6. Ron Patterson 6’2 SG (Broad Ripple) – Patterson (pictured) is an explosive athlete with a good outside shot. He has at times been streaky from the perimeter, but recently has been shooting at a more consistent level. Another great quality about Patterson is his ability to rebound well for his position. Patterson has a 6’10 wingspan, a trait that also allows him to be a disruptive wing defender and formidable shot blocker for his position. He needs to improve his ball-handling, but does a great job cutting to the rim without the ball.
5. D’Vauntes Smith-Rivera 6’3 PG/SG (North Central) – DSR is a powerful combo guard with a knack for knocking down tough shots. He excels with the ball going to the rim, where he can draw the foul and score from the line. His jumper is improving, making him a threat to score from all over the court. Smith-Rivera isn’t the most explosive vertical athlete, but he has the strength to be a disruptive defender on the perimeter. He needs to improve his shooting consistency, because there’s a chance he may have to play off the ball in college.
4. Yogi Ferrell 5’11 PG (Park Tudor) – Ferrell, a super quick point guard, is the ideal player you’d want running a team. He’s an unbelievable ball-handler, a gifted passer and an efficient player who doesn’t make many mistakes. He can blow by nearly any defender and score at the rim. On top of that he’s establishing himself as a reliable shooter off the pull-up jumper. Defensively he’s quick and can keep up with any player, but he does need to get a little stronger to handle larger guards. Ferrell just needs to get a little stronger and continue to shoot the ball consistently.
3. Jeremy Hollowell 6’7 SF (Lawrence Central) – Hollowell’s the most versatile player in this class. He’s got the strength and length to mix it up down low as a rebounder, but the touch and skill to play on the perimeter. Jeremy’s also a big-time athlete and can block shots. He’s got a great feathery stroke on his jump shot and the ability to fill it up from deep. He’s often been knocked for his laid back demeanor, but is beginning to assert himself off the bounce and on the defensive end. His length makes him a very versatile defender, one who may be able to defend the 2, 3, or 4 in college.

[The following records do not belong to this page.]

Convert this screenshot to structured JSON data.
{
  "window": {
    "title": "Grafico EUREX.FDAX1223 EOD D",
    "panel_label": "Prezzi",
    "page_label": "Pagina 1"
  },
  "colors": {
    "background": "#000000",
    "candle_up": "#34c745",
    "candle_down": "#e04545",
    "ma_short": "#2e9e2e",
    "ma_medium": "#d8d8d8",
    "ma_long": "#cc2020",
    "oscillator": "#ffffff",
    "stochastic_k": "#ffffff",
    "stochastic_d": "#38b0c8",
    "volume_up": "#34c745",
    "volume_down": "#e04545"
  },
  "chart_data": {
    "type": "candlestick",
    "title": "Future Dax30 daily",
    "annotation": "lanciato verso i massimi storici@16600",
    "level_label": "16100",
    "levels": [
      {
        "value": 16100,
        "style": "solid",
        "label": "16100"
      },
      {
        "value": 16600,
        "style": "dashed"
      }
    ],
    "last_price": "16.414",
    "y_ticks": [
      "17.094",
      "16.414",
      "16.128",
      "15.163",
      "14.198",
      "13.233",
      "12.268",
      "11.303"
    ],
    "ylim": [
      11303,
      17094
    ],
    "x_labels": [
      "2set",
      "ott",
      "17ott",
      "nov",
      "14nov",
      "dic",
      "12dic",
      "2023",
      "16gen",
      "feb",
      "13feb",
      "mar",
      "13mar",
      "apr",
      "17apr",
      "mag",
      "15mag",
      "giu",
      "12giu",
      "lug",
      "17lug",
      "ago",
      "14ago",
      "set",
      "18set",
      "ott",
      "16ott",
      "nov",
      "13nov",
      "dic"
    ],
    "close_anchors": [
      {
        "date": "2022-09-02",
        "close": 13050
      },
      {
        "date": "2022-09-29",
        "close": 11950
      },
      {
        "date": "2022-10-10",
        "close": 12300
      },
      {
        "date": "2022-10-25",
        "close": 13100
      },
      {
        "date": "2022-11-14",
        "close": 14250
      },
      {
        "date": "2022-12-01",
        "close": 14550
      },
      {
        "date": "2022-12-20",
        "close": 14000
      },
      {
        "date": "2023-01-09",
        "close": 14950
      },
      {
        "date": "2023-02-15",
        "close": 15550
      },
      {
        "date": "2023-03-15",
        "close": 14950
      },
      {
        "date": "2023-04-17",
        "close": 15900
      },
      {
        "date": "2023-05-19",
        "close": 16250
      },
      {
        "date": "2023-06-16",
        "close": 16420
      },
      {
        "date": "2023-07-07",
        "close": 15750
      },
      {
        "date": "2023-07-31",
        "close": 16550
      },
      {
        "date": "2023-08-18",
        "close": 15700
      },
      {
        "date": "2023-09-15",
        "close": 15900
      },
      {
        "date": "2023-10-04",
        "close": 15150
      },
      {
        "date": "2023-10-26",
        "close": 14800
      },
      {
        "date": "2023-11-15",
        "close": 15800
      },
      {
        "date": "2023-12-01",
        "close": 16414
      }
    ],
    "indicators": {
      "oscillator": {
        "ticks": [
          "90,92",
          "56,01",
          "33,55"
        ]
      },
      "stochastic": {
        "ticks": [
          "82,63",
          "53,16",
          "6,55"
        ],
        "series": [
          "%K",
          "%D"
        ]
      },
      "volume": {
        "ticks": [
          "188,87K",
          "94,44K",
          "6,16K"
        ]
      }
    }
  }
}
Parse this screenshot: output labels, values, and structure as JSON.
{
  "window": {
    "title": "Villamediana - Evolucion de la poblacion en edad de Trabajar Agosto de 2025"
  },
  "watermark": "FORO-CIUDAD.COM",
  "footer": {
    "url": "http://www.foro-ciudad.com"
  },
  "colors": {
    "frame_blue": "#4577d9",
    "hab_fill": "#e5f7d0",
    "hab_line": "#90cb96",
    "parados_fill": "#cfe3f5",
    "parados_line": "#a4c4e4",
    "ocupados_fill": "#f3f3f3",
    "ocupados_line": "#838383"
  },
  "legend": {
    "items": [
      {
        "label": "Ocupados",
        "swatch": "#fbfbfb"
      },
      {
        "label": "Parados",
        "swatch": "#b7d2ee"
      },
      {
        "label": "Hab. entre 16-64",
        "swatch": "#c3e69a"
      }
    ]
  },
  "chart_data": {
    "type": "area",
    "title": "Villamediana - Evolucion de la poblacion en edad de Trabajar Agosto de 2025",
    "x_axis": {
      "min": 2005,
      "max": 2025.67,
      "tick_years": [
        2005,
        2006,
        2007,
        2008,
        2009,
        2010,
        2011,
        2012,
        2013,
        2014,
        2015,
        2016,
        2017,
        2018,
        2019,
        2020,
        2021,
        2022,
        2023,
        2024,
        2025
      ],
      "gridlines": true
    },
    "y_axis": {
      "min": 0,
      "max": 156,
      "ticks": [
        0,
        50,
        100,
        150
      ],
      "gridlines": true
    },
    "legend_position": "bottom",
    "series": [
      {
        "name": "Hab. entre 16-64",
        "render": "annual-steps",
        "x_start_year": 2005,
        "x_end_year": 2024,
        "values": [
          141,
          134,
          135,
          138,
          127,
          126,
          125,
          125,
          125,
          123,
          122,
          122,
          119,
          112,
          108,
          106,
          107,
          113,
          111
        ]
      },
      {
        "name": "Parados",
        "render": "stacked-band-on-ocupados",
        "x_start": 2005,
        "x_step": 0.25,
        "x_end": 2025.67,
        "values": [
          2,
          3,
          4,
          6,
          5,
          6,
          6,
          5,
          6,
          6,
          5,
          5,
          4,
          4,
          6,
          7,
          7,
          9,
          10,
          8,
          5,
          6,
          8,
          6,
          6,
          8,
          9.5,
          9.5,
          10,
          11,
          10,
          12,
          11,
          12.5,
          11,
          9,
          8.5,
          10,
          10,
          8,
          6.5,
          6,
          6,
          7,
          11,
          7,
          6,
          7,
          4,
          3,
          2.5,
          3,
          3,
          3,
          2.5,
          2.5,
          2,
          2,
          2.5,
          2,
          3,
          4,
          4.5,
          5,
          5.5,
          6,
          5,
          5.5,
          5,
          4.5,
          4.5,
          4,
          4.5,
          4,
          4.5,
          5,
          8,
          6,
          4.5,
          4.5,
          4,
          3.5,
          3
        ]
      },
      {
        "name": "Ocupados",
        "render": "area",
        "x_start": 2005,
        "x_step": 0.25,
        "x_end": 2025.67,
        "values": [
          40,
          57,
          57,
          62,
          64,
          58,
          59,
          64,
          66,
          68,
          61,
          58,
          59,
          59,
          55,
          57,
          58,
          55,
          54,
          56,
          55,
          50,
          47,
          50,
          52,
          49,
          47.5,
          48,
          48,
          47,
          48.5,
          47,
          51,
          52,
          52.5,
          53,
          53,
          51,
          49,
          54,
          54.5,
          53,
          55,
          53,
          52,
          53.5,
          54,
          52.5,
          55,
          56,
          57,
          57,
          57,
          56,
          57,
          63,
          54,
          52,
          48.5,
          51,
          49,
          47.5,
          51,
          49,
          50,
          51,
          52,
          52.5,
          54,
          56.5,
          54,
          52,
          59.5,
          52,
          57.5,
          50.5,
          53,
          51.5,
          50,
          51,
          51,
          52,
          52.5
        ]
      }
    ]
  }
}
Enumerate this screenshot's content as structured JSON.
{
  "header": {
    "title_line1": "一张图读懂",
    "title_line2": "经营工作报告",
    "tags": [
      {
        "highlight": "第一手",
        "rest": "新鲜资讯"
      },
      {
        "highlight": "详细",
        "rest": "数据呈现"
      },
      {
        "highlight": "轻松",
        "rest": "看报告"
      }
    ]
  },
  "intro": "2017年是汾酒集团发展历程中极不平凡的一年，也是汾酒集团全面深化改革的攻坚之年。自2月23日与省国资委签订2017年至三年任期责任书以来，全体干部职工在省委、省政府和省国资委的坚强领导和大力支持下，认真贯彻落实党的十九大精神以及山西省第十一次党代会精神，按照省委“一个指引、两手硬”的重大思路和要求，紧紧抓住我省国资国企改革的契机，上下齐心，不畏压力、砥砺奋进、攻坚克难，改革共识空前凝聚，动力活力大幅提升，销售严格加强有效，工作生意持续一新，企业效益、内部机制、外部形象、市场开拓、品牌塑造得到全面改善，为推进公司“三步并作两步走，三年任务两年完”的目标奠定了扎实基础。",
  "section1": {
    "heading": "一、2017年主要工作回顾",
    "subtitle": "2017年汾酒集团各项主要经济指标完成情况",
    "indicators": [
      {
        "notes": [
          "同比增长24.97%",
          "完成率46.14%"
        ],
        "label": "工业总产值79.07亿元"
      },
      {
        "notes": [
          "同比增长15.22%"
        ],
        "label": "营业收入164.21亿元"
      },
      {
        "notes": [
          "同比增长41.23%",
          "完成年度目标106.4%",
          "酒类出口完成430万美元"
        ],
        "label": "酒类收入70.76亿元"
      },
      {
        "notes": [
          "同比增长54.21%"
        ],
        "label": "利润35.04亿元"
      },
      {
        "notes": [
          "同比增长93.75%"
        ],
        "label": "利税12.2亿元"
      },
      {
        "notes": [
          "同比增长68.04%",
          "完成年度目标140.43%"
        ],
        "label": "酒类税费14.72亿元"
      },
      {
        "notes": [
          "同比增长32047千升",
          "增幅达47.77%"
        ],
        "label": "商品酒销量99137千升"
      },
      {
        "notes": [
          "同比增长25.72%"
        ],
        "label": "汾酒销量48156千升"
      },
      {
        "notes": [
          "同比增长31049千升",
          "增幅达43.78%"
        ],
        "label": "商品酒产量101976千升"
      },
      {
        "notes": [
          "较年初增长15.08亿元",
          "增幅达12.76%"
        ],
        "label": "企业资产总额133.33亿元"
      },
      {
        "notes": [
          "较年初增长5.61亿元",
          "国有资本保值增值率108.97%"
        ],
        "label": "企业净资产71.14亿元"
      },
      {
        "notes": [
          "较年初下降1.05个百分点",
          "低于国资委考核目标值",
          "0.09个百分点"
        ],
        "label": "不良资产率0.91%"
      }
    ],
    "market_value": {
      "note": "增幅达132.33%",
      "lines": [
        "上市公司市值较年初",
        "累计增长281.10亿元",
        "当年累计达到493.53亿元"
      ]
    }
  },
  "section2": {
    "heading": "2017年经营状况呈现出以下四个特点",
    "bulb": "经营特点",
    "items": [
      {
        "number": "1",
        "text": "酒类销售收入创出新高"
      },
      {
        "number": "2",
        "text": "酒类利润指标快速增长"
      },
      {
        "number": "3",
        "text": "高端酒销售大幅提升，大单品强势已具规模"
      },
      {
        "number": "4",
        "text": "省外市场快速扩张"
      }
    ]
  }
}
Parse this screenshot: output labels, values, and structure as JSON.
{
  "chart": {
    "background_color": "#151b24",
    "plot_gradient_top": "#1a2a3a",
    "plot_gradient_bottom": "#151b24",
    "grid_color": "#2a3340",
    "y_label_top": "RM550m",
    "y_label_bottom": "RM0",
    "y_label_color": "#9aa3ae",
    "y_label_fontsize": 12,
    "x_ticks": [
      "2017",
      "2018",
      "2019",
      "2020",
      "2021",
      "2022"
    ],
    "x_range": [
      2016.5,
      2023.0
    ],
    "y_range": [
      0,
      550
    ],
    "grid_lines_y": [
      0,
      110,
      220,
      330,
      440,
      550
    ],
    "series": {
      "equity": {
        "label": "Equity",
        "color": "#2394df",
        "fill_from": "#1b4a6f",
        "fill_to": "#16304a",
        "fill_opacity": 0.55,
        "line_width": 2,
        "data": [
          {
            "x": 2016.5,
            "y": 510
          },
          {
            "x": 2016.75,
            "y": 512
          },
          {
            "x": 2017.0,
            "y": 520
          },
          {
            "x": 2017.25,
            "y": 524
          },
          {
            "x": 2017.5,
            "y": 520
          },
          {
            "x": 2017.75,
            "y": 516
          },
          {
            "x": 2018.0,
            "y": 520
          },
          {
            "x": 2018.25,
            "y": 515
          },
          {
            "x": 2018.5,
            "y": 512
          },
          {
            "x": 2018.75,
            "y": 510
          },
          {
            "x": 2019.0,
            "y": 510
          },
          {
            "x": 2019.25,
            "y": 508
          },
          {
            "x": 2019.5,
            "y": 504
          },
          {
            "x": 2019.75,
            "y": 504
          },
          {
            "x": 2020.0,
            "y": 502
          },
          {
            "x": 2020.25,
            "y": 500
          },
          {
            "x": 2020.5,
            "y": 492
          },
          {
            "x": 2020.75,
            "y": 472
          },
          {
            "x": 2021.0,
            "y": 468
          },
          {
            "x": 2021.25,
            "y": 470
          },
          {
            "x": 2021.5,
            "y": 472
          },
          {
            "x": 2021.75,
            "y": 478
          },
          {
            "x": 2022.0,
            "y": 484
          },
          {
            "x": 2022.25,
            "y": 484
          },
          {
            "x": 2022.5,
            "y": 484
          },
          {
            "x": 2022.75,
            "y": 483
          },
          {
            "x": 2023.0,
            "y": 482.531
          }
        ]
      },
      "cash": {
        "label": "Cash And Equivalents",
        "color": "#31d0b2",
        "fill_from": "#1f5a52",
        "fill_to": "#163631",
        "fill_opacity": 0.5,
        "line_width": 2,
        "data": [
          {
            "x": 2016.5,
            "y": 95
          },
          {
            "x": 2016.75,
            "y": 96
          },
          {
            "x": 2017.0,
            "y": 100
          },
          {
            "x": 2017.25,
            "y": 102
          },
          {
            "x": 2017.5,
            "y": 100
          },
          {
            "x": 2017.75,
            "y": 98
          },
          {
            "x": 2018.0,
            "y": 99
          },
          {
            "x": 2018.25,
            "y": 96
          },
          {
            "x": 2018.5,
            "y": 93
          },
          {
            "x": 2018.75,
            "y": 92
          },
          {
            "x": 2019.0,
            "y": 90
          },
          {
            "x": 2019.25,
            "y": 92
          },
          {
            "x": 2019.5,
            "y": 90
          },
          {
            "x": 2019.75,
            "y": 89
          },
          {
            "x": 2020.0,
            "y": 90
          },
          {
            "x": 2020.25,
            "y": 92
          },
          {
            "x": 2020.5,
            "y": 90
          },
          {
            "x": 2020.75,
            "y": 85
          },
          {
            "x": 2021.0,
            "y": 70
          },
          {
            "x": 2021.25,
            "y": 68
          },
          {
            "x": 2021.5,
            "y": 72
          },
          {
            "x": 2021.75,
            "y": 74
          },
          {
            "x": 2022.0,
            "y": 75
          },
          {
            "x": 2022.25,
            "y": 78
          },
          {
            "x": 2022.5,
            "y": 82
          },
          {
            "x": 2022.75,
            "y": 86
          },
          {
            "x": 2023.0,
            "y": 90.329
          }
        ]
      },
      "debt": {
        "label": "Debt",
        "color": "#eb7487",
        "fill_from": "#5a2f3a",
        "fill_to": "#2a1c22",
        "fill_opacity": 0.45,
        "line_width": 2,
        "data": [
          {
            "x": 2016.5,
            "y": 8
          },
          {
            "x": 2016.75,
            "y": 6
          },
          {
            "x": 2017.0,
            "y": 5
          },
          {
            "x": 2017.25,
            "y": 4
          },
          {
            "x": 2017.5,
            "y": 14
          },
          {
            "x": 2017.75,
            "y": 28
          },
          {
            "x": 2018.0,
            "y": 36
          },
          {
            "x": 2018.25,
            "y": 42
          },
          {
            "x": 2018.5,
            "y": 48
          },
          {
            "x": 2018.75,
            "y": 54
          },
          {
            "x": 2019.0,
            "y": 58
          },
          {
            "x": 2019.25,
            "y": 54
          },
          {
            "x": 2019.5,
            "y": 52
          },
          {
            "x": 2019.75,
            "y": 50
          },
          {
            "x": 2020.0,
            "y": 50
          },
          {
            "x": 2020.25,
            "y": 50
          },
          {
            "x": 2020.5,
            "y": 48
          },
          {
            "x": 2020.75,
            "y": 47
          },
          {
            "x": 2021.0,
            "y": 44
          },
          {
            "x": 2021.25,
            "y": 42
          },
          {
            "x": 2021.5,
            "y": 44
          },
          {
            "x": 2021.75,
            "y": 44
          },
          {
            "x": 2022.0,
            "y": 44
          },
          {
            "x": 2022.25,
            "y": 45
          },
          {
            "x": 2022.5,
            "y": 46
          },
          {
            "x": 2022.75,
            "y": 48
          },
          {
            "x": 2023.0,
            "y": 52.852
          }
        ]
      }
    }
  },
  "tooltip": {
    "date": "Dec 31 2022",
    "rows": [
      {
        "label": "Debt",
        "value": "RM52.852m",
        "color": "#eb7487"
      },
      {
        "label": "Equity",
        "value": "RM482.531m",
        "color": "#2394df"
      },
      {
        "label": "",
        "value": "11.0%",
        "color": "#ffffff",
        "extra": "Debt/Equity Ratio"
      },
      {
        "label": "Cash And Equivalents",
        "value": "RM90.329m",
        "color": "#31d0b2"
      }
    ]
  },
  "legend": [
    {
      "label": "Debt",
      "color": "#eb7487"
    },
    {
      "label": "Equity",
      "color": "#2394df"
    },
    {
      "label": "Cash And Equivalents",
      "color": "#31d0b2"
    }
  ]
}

2. Hanner Perea 6’8 PF (LaLumiere) – Indiana high school basketball’s new resident is a super, long, athletic freak. Plain and simple, Perea will thrown down dunks that make you think the backboard could break. He brings that same intensity defensively with his ability to block shots and pull down rebounds with his elite athleticism. His offensive game is pretty raw, but he does possess a nice stroke from the foul line. He needs to improve his offensive game if he wants to become a more versatile threat, but there’s no denying his length, athleticism and ability to run the floor.
1. Gary Harris 6’4 SG (Hamilton Southeastern) – Harris can do anything on the court. He’s improved his shooting consistency to a great level, shooting 50 percent from the 3-point line at a recent AAU tournament. He can attack the rim off the bounce and is a phenomenal athlete. He’s really undersold as a passer and makes smart plays with the ball in his hands. Defensively his length and quickness lets him disrupt plays and lock down opponents on the wing. There’s really not a gaping hole in Harris’ game, as he can score in so many ways and always plays hard. The one area of his game that does need a little work is his ball-handling. He’s a sufficient ball-handler, but tightening it up a little bit would further improve his ability to get to the rim and score.